Für eine Opposition gibt es in solcher Lage eine nahe liegende taktische Volte. Sie könnte sich einen schlanken Fuß machen, ihr soziales Gewissen betonen, für jedermanns Sorgen jederzeit Verständnis aufbringen und überhaupt vorwiegend freundlich sein. Damit sind wir allerdings beim moralischen Moment der Charakterfrage. Es ist nicht so furchtbar schwer, den Umbau vieler Teile dieser Gesellschaft als notwendig zu vertreten, solange das der eigenen Beliebtheit nicht schadet. Der Wille zu Zusammenhalt und politischem Gestaltungswillen beweist sich erst im Gegenwind.

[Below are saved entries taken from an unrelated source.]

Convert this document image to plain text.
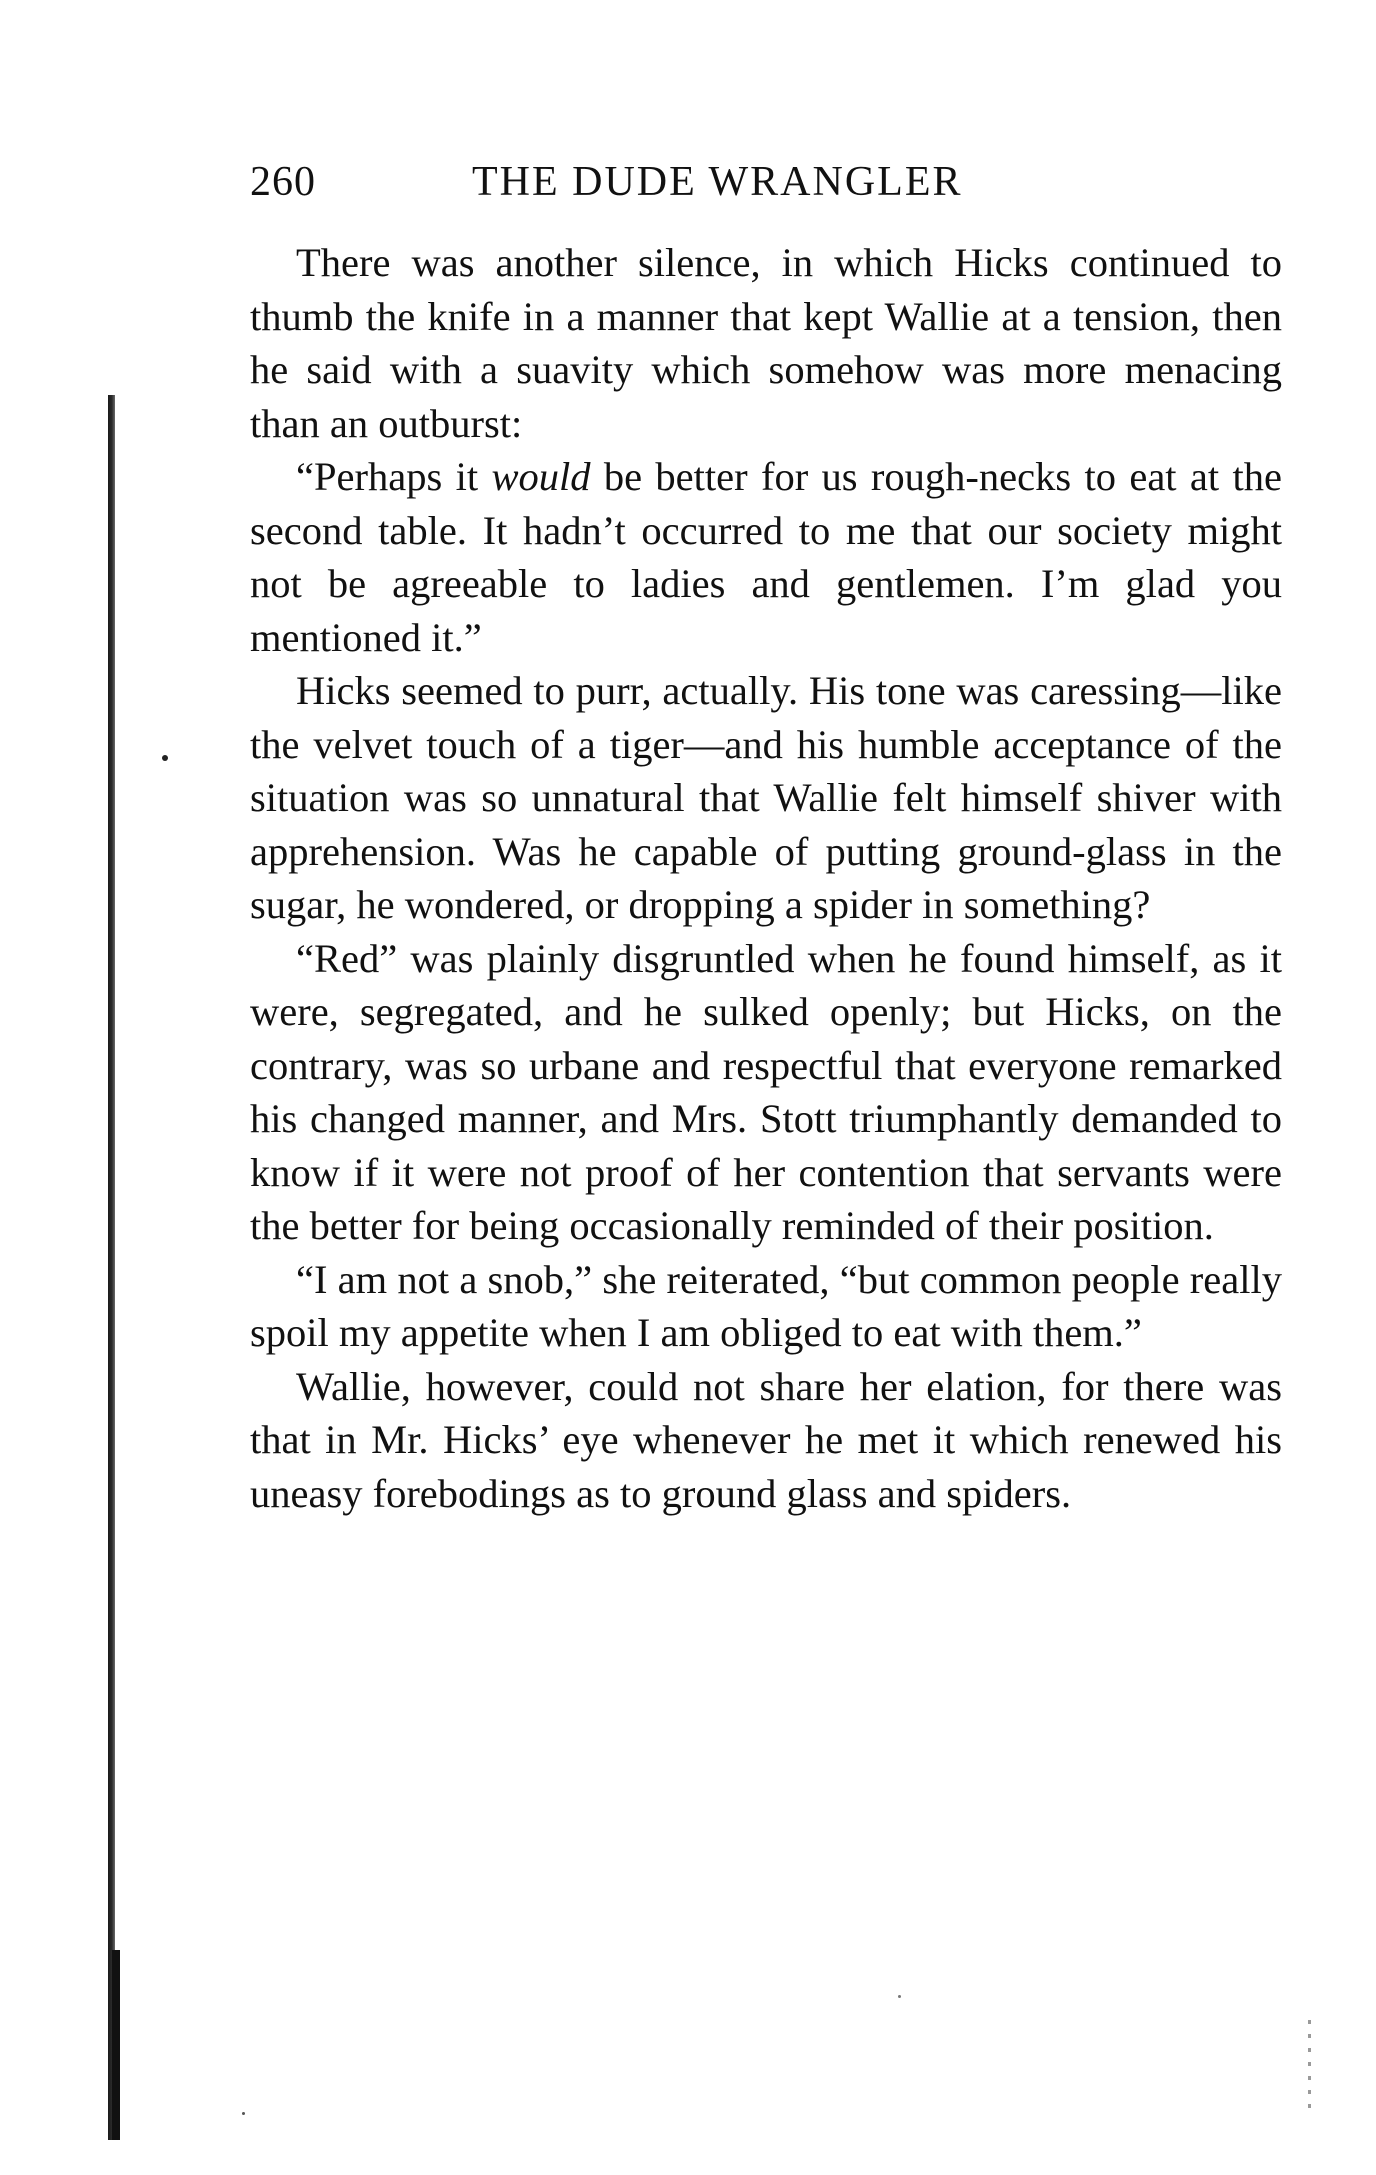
260	THE DUDE WRANGLER

There was another silence, in which Hicks continued to thumb the knife in a manner that kept Wallie at a tension, then he said with a suavity which somehow was more menacing than an outburst:

“Perhaps it would be better for us rough-necks to eat at the second table. It hadn’t occurred to me that our society might not be agreeable to ladies and gentlemen. I’m glad you mentioned it.”

Hicks seemed to purr, actually. His tone was caressing—like the velvet touch of a tiger—and his humble acceptance of the situation was so unnatural that Wallie felt himself shiver with apprehension. Was he capable of putting ground-glass in the sugar, he wondered, or dropping a spider in something?

“Red” was plainly disgruntled when he found himself, as it were, segregated, and he sulked openly; but Hicks, on the contrary, was so urbane and respectful that everyone remarked his changed manner, and Mrs. Stott triumphantly demanded to know if it were not proof of her contention that servants were the better for being occasionally reminded of their position.

“I am not a snob,” she reiterated, “but common people really spoil my appetite when I am obliged to eat with them.”

Wallie, however, could not share her elation, for there was that in Mr. Hicks’ eye whenever he met it which renewed his uneasy forebodings as to ground glass and spiders.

Die Union hat bisher einen für eine Opposition eher ungewöhnlichen Mut gezeigt. Sie hat ihre Reformkonzepte nicht komplett im Ungefähren gelassen, sondern lässt sie relativ konkret durchrechnen und ausformulieren. Taktisch ist so etwas immer ein Problem. Der Druck in der Union wird wachsen, weniger ehrlich und dafür mehr nett zu sein. Aber das wäre nicht nur falsch, sondern wirkungslos. An der Unterstellung, Kreide gefressen zu haben, ist schon einmal ein Unionskandidat gescheitert. Wir wollen auch gar nicht nett regiert werden. Gut würde uns reichen. Und mit Charakter.